Auf Nachfrage ergänzt der Gitarrist zum Hintergrund des drückenden Charakters des Materials: „Die Songs sind der Spiegel ungefilterter Aggressionen und einer ordentlichen Portion Frustration. Wenn man das düstere ,Alone‘ hört, spürt man die Emotionalität, die dem Album inne wohnt, am besten. Es geht aber nicht allein in die negative Richtung. Zu spüren bzw. zu hören sind Wut, Riffs, Hass, Freude, Frustration, Zuversicht und noch einmal mehr Riffs. Insgesamt geht es härter, schneller und heftiger zu. Beim Songwriting hat es uns geholfen, dass wir uns vor allem mit den Erlebnissen des vergangenen Jahres auseinander gesetzt haben. So thematisieren wir auch die Angstattacken von Phil und seinen Kampf zurück auf die Bühne. Die eigenen Unsicherheiten und Ängste öffentlich zu machen, ist ein mutiger, sogar ein ungewöhnlicher Schritt. Jedes Stück von „Reprisal“ ist persönlich motiviert.
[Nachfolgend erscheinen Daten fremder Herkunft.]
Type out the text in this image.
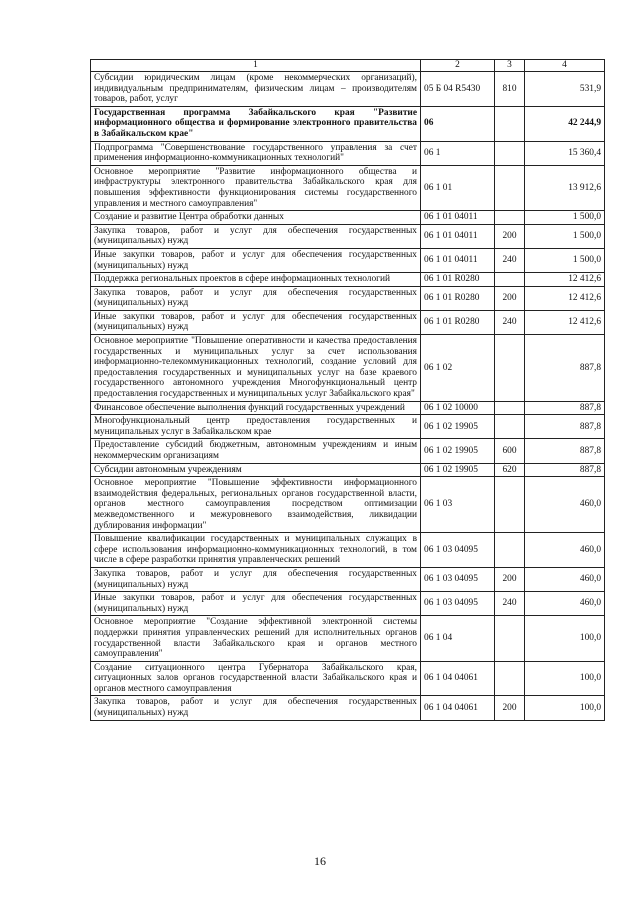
1	2	3	4
Субсидии юридическим лицам (кроме некоммерческих организаций), индивидуальным предпринимателям, физическим лицам – производителям товаров, работ, услуг	05 Б 04 R5430	810	531,9
Государственная программа Забайкальского края "Развитие информационного общества и формирование электронного правительства в Забайкальском крае"	06		42 244,9
Подпрограмма "Совершенствование государственного управления за счет применения информационно-коммуникационных технологий"	06 1		15 360,4
Основное мероприятие "Развитие информационного общества и инфраструктуры электронного правительства Забайкальского края для повышения эффективности функционирования системы государственного управления и местного самоуправления"	06 1 01		13 912,6
Создание и развитие Центра обработки данных	06 1 01 04011		1 500,0
Закупка товаров, работ и услуг для обеспечения государственных (муниципальных) нужд	06 1 01 04011	200	1 500,0
Иные закупки товаров, работ и услуг для обеспечения государственных (муниципальных) нужд	06 1 01 04011	240	1 500,0
Поддержка региональных проектов в сфере информационных технологий	06 1 01 R0280		12 412,6
Закупка товаров, работ и услуг для обеспечения государственных (муниципальных) нужд	06 1 01 R0280	200	12 412,6
Иные закупки товаров, работ и услуг для обеспечения государственных (муниципальных) нужд	06 1 01 R0280	240	12 412,6
Основное мероприятие "Повышение оперативности и качества предоставления государственных и муниципальных услуг за счет использования информационно-телекоммуникационных технологий, создание условий для предоставления государственных и муниципальных услуг на базе краевого государственного автономного учреждения Многофункциональный центр предоставления государственных и муниципальных услуг Забайкальского края"	06 1 02		887,8
Финансовое обеспечение выполнения функций государственных учреждений	06 1 02 10000		887,8
Многофункциональный центр предоставления государственных и муниципальных услуг в Забайкальском крае	06 1 02 19905		887,8
Предоставление субсидий бюджетным, автономным учреждениям и иным некоммерческим организациям	06 1 02 19905	600	887,8
Субсидии автономным учреждениям	06 1 02 19905	620	887,8
Основное мероприятие "Повышение эффективности информационного взаимодействия федеральных, региональных органов государственной власти, органов местного самоуправления посредством оптимизации межведомственного и межуровневого взаимодействия, ликвидации дублирования информации"	06 1 03		460,0
Повышение квалификации государственных и муниципальных служащих в сфере использования информационно-коммуникационных технологий, в том числе в сфере разработки принятия управленческих решений	06 1 03 04095		460,0
Закупка товаров, работ и услуг для обеспечения государственных (муниципальных) нужд	06 1 03 04095	200	460,0
Иные закупки товаров, работ и услуг для обеспечения государственных (муниципальных) нужд	06 1 03 04095	240	460,0
Основное мероприятие "Создание эффективной электронной системы поддержки принятия управленческих решений для исполнительных органов государственной власти Забайкальского края и органов местного самоуправления"	06 1 04		100,0
Создание ситуационного центра Губернатора Забайкальского края, ситуационных залов органов государственной власти Забайкальского края и органов местного самоуправления	06 1 04 04061		100,0
Закупка товаров, работ и услуг для обеспечения государственных (муниципальных) нужд	06 1 04 04061	200	100,0
16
Vielleicht nimmt das Album nicht die Ausrichtung, die unsere Fans erwartet haben, doch ich bin überzeugt davon, dass sie die Songs dennoch verstehen werden.“

Nach der Beschäftigung mit „Reprisal“ lässt sich nicht zweifelsfrei sagen, ob CONTINENTS allein destruktiv oder wirklich mit einem Hauch Optimismus aus ihrer Platte gehen. In jedem Fall ist man ordentlich durchgerüttelt.